I dive for the note. It says: “Lunch? Blarney Castle?

A minute later the nurse comes out with an elderly man with a droopy gray mustache. “You’re not in mama’s kitchen now, sonny,” he says in a thick Yiddish accent. “You have to know where you’re going, who you’re supposed to see and what you’re talking about. ” He takes a gold pocket watch out of his vest pocket. “I’m going to lunch.”

“Those guys played a mean, stupid trick on you,” the nurse says.

“But the guard downstairs told me I needed a physical.”

“He was wrong,” she says. ” All we need is an adult’s consent.” She hands me a form. “Fill this out and have your parent or guardian sign it.
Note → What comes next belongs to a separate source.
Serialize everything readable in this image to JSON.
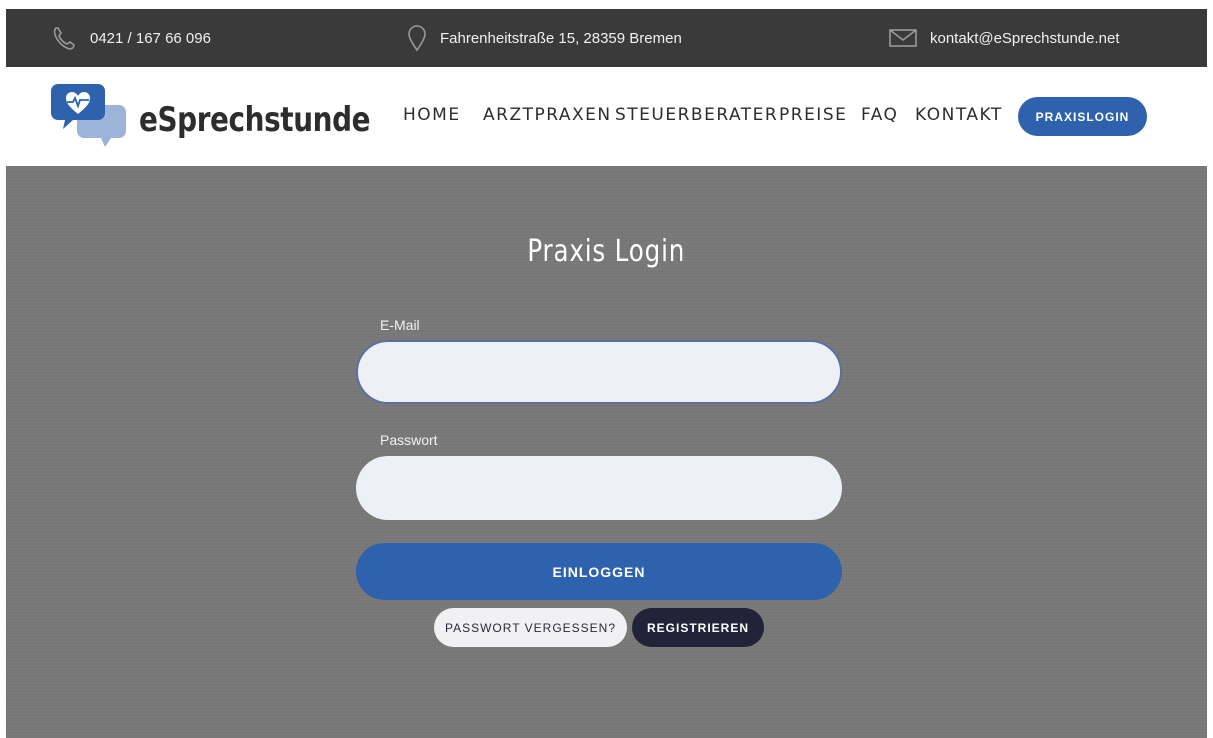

Then bring it back or send it in…” She sees my stricken look. “Those guys are big jokers. Workman’s Comp claims, they have nothing to do all day long…They’re jerks. Forget it.”

Humiliation is felt sharply by the very young. I go out into the hall, sick with the memory of what just happened. I want to get out of that building and never come back. But in 1957 Brooklyn is still under the Napoleonic Code. Honor must be defended, insults avenged. I barge back into the fat redhead’s office to have it out with him.

The office is empty, phones ringing, cigarettes still smoldering in ashtrays, like everybody ran out in a panic. Just a typical lunch time in the Civil Service.

I go to the guy’s desk bent on retributive damage. A typewriter–I could bend the keys. A stack of forms–I could tear them up. I open a drawer. There is a fountain pen case. On a red plush bed is a Parker Pen. It’s the new 61 model, gold cap, red body, “self-filling by capillary action,” the advertisement says. It’s the coolest pen brand in the world. William Holden, the epitome of suave, is its official spokesman. This guy obviously loves the pen. He keeps it in its case on its red plush bed.

I pocket he pen and snap the case shut. The corridor is empty. The lobby is teeming, but I know exactly where I’m going. Outside, I pass the Blarney Castle on the way to the subway. The redheaded guy is laughing it up with his buddies at the bar.

I used that pen for twenty years. Every time I wrote a note or signed a check I thought of that redheaded guy trying to figure out who had stolen his precious Parker 61. When its capillaries couldn’t suck up ink anymore I put it out to pasture in my desk drawer as a reward for services rendered.